As the brooding aristocrat Maxim, Armie Hammer looks the part. He has that regal bearing to carry off a dashing and debonair man of stature. However, he lacks the emotional depth for the character’s dualities. In Monte Carlo, he was a dashing suitor. Back home at Manderley, he keeps his perplexed second wife at a distance, her feelings of self-doubt grow as Mrs. Danvers’ manipulation so that she thinks he regrets the marriage, and then when he confesses what’s really up it needs to be more than stoic looks dissolving into knitted brows.

As the unnamed narrator, Lily James can’t suppress her radiance. Joan Fontaine’s portrayal of nervousness was annoying in the original, and James could never be described as meek. However, the likeable actress who has played Cinderella can convey a woman who knows what it’s like to be made to feel small. She is believable as she matures into an assertive woman.

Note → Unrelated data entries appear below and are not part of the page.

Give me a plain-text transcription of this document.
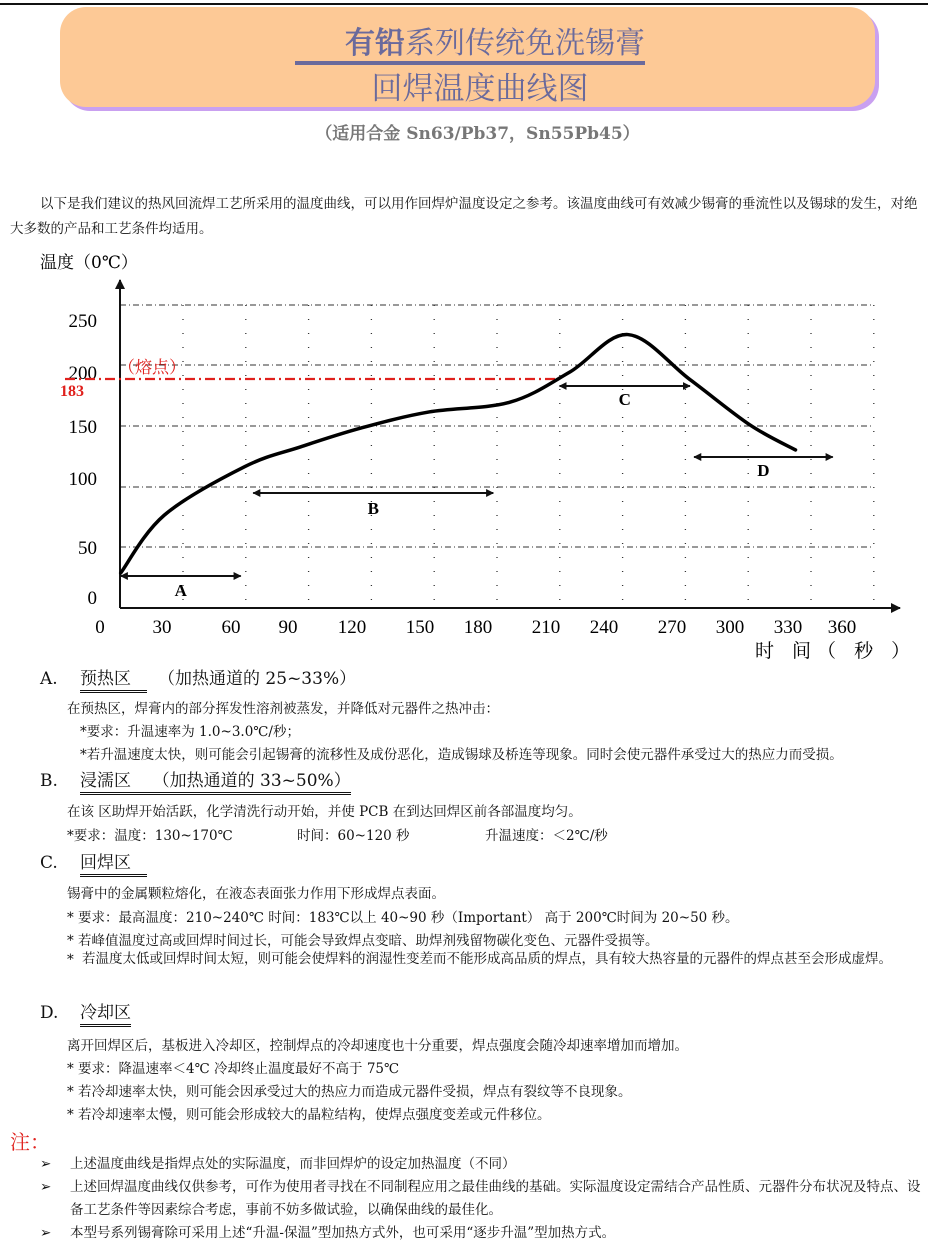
有铅系列传统免洗锡膏
回焊温度曲线图
（适用合金 Sn63/Pb37，Sn55Pb45）
以下是我们建议的热风回流焊工艺所采用的温度曲线，可以用作回焊炉温度设定之参考。该温度曲线可有效减少锡膏的垂流性以及锡球的发生，对绝大多数的产品和工艺条件均适用。
0	30	60 90 120 150 180 210 240 270 300 330 360
0
50
100
150
200
250
温度（0℃）
时 间（ 秒 ）
183
（熔点）
A
B
C
D
A. 预热区 （加热通道的 25~33%）
在预热区，焊膏内的部分挥发性溶剂被蒸发，并降低对元器件之热冲击：
*要求：升温速率为 1.0~3.0℃/秒；
*若升温速度太快，则可能会引起锡膏的流移性及成份恶化，造成锡球及桥连等现象。同时会使元器件承受过大的热应力而受损。
B. 浸濡区 （加热通道的 33~50%）
在该 区助焊开始活跃，化学清洗行动开始，并使 PCB 在到达回焊区前各部温度均匀。
*要求：温度：130~170℃	时间：60~120 秒	升温速度：＜2℃/秒
C. 回焊区
锡膏中的金属颗粒熔化，在液态表面张力作用下形成焊点表面。
* 要求：最高温度：210~240℃ 时间：183℃以上 40~90 秒（Important） 高于 200℃时间为 20~50 秒。
* 若峰值温度过高或回焊时间过长，可能会导致焊点变暗、助焊剂残留物碳化变色、元器件受损等。
* 若温度太低或回焊时间太短，则可能会使焊料的润湿性变差而不能形成高品质的焊点，具有较大热容量的元器件的焊点甚至会形成虚焊。
D. 冷却区
离开回焊区后，基板进入冷却区，控制焊点的冷却速度也十分重要，焊点强度会随冷却速率增加而增加。
* 要求：降温速率＜4℃ 冷却终止温度最好不高于 75℃
* 若冷却速率太快，则可能会因承受过大的热应力而造成元器件受损，焊点有裂纹等不良现象。
* 若冷却速率太慢，则可能会形成较大的晶粒结构，使焊点强度变差或元件移位。
注：
➢ 上述温度曲线是指焊点处的实际温度，而非回焊炉的设定加热温度（不同）
➢ 上述回焊温度曲线仅供参考，可作为使用者寻找在不同制程应用之最佳曲线的基础。实际温度设定需结合产品性质、元器件分布状况及特点、设备工艺条件等因素综合考虑，事前不妨多做试验，以确保曲线的最佳化。
➢ 本型号系列锡膏除可采用上述“升温-保温”型加热方式外，也可采用“逐步升温”型加热方式。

Kristin Scott Thomas is suited for the severe imperious Mrs. Danvers – no first name – who can wilt people with one look. But except for a few snippets of dialogue, the character needed enrichment.

Nevertheless, this modern film can do things that weren’t possible 80 years ago. The sweeping grandeur of the French Riviera is breathtaking, as are the panoramic views of the enormous estate, Manderley, perched above the cliffs of Cornwall. The cinematography is glorious.

The production design is splendid – especially the well-preserved bedroom suite of Rebecca. The home’s opulence also has a garish quality, overstuffed with décor.

The supporting cast includes the housekeeping staff, which lends a “Downtown Abbey” feel to the film.

Because of the Hollywood Code in 1940, Hitchcock had to change a significant plot point. Here, it is thankfully restored. So things Hitch couldn’t do are evident here.

Expectations are often what torpedoes a film or builds it up. I wanted to adore this, instead, I held it at arms’ length.